Ted entered Kindergarten at the age of four and a half in the fall of 1908. There are few records of his primary years, but he attended Forest Park School and Sumner Avenue School located in the neighborhood of the neighborhood of the Geisel family home on Fairfield Street. Ted read a lot as a child, loving books that had a creative use of language and humor.
His first published piece was a parody of Walt Whitman’s “O Captain! My Captain!” (1865) called “O Latin.”
Ted’s creativity with both words and images began to emerge during his high school years. At Central High School (later renamed Classical High), Ted enjoyed many extra-curricular activities and began submitting work to the school’s newspaper, The Central Recorder. His first published piece was a parody of Walt Whitman’s “O Captain! My Captain!” (1865) called “O Latin,” which appeared in the February 7, 1919 issue of The Recorder. Ted was 14 when he wrote this clever piece about the difficulty and dread of Latin class, and it demonstrates his witty skill with rhythm and words.
Later as a “boys’ news editor” for The Recorder, Ted wrote reports about the school’s debate club and other events. He also produced several creative items that reflected his developing skills as a writer and illustrator. Ted’s clever sense of wit emerged in the one-line jokes known as “grinds” that he wrote for the newspaper, and he was the grind and joke editor for the high school yearbook, Pnalka. Ted also drew cartoons and wrote short paragraphs under the name Pete the Pessimist during his high school years.
It was at this time that Ted first began using a pseudonym that would carry into his professional career. He signed the satire “A Pupil’s Nightmare,” which appeared in The Recorder on January 21, 1920, with the pseudonym T. S. LeSieg – a pen name later used for all published children’s books that Ted wrote but did not illustrate. Young Ted wasn’t the first in his family to sign as LeSieg, which is the name Geisel spelled backwards. To appease his mother, Ted’s father signed tickets this way whenever he played the numbers games, so that his reputation wouldn’t be ruined if he won and his name was announced. This playful use of language must have appealed to Ted, who loved witty and interesting names.
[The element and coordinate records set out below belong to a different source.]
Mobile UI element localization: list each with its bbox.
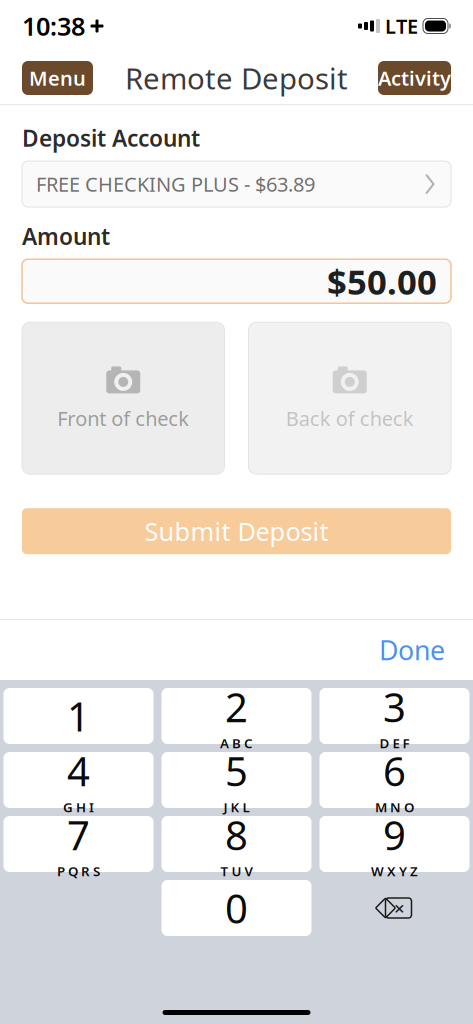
staticText: Menu bbox=[29, 65, 86, 91]
staticText: × bbox=[394, 896, 405, 920]
button[interactable]: $50.00 bbox=[22, 259, 451, 303]
button[interactable]: 4 bbox=[4, 752, 154, 808]
staticText: 6 bbox=[383, 744, 406, 797]
staticText: Amount bbox=[22, 221, 110, 251]
button[interactable]: Done bbox=[365, 624, 459, 676]
staticText: A B C bbox=[220, 734, 253, 752]
staticText: $50.00 bbox=[327, 258, 437, 304]
staticText: Back of check bbox=[286, 405, 414, 432]
staticText: Submit Deposit bbox=[144, 514, 328, 548]
staticText: 10:38 bbox=[22, 9, 85, 43]
staticText: G H I bbox=[63, 798, 94, 816]
button[interactable]: Activity bbox=[378, 61, 451, 95]
staticText: 4 bbox=[67, 744, 90, 797]
staticText: J K L bbox=[224, 798, 250, 816]
staticText: Activity bbox=[378, 65, 451, 91]
button[interactable]: 7 bbox=[4, 816, 154, 872]
staticText: FREE CHECKING PLUS - $63.89 bbox=[36, 171, 315, 197]
button[interactable]: 5 bbox=[162, 752, 312, 808]
staticText: D E F bbox=[380, 734, 410, 752]
button[interactable]: FREE CHECKING PLUS - $63.89 bbox=[22, 161, 451, 207]
staticText: LTE bbox=[385, 13, 418, 39]
staticText: 3 bbox=[383, 680, 406, 733]
button[interactable]: 0 bbox=[162, 880, 312, 936]
button[interactable]: Delete bbox=[320, 880, 470, 936]
staticText: 1 bbox=[67, 689, 90, 742]
button[interactable]: 8 bbox=[162, 816, 312, 872]
staticText: 7 bbox=[67, 808, 90, 861]
button[interactable]: 1 bbox=[4, 688, 154, 744]
staticText: Done bbox=[379, 632, 445, 668]
button[interactable]: 6 bbox=[320, 752, 470, 808]
button[interactable]: 9 bbox=[320, 816, 470, 872]
button[interactable]: Menu bbox=[22, 61, 93, 95]
staticText: 9 bbox=[383, 808, 406, 861]
staticText: 0 bbox=[225, 881, 248, 934]
staticText: T U V bbox=[220, 862, 252, 880]
staticText: 8 bbox=[225, 808, 248, 861]
staticText: M N O bbox=[375, 798, 414, 816]
staticText: 5 bbox=[225, 744, 248, 797]
staticText: 2 bbox=[225, 680, 248, 733]
staticText: W X Y Z bbox=[371, 862, 418, 880]
button[interactable]: Back of check bbox=[248, 322, 451, 474]
button[interactable]: Front of check bbox=[22, 322, 224, 474]
button[interactable]: Submit Deposit bbox=[22, 508, 451, 554]
staticText: Front of check bbox=[57, 405, 189, 432]
staticText: Deposit Account bbox=[22, 123, 200, 153]
button[interactable]: 3 bbox=[320, 688, 470, 744]
staticText: Remote Deposit bbox=[125, 58, 348, 98]
button[interactable]: 2 bbox=[162, 688, 312, 744]
staticText: P Q R S bbox=[57, 862, 100, 880]
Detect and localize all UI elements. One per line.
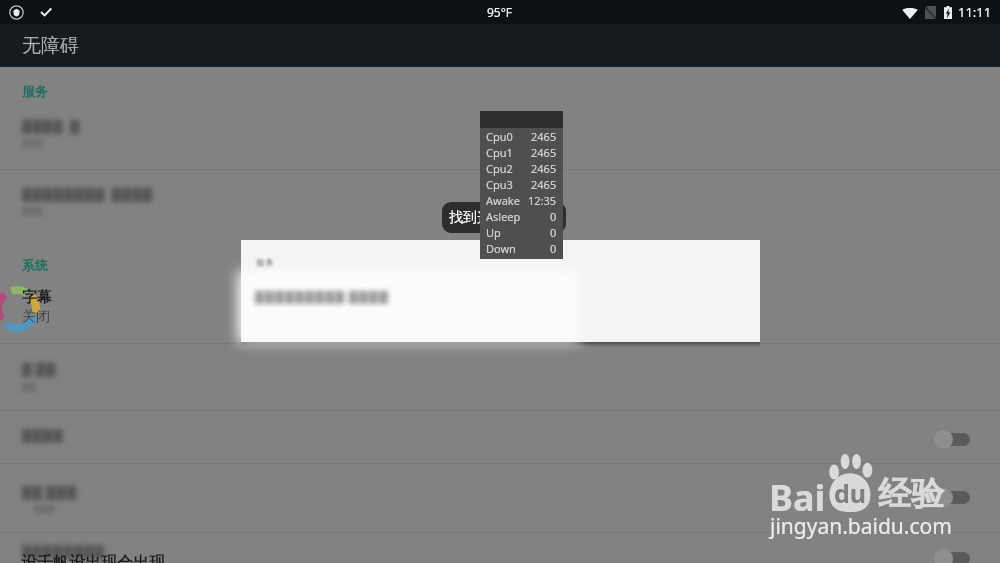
staticText: Awake [486,193,520,208]
button[interactable]: Toggle [926,425,978,453]
staticText: 经验 [878,473,944,515]
staticText: ████ [22,429,64,443]
staticText: 95°F [487,4,513,20]
button[interactable]: Toggle [926,483,978,511]
button[interactable] [0,180,1000,224]
button[interactable]: Toggle [926,544,978,563]
button[interactable] [0,423,1000,467]
staticText: Cpu0 [486,129,513,144]
staticText: 关闭 [22,308,50,326]
staticText: Cpu1 [486,145,513,160]
button[interactable]: Security [9,5,24,20]
staticText: 字幕 [22,288,52,307]
staticText: ███ [22,207,44,216]
staticText: ███ [34,505,56,514]
staticText: Asleep [486,209,521,224]
staticText: Cpu3 [486,177,513,192]
staticText: 设千帆设出现会出现 [21,553,165,563]
button[interactable] [0,478,1000,522]
staticText: Cpu2 [486,161,513,176]
button[interactable] [0,355,1000,399]
staticText: 2465 [531,177,557,192]
staticText: 11:11 [958,3,992,21]
staticText: 2465 [531,161,557,176]
staticText: ██ ███ [22,484,78,500]
staticText: Bai [769,473,826,522]
button[interactable] [0,112,1000,156]
button[interactable]: 无障碍 [0,24,1000,67]
staticText: 2465 [531,129,557,144]
button[interactable]: 找到这个选项后 [442,202,566,233]
staticText: █ ██ [22,361,57,377]
staticText: ██ [22,383,37,392]
staticText: ████████ ████ [22,186,154,202]
staticText: jingyan.baidu.com [770,512,952,541]
staticText: 服务 [256,257,274,268]
staticText: ████████ [22,545,106,559]
staticText: 系统 [22,257,48,273]
staticText: 2465 [531,145,557,160]
staticText: ████ █ [22,118,81,134]
button[interactable]: Done [39,5,53,19]
staticText: 0 [550,225,557,240]
staticText: 12:35 [528,193,557,208]
staticText: 服务 [22,83,48,99]
staticText: Up [486,225,501,240]
staticText: 0 [550,241,557,256]
button[interactable] [0,539,1000,563]
staticText: 0 [550,209,557,224]
staticText: 无障碍 [22,34,79,58]
staticText: █████████ ████ [255,289,390,304]
staticText: ███ [22,139,44,148]
staticText: 找到这个选项后 [449,209,547,227]
staticText: du [834,476,867,510]
button[interactable]: 字幕 [0,282,1000,340]
staticText: Down [486,241,516,256]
In the senior yearbook for 1920 1/2, Ted’s fellow classmates voted him both Class Artist and Class Wit. The early works that Ted produced in high school certainly suggest how he would have earned these titles. Educator Edwin “Red” Smith, who taught at Central High School and was a graduate of Dartmouth College, recognized Ted’s talent and was the first teacher to make Ted consider writing as a career. Ted went on to attend Dartmouth College, where he continued to develop his writing and artistic skills.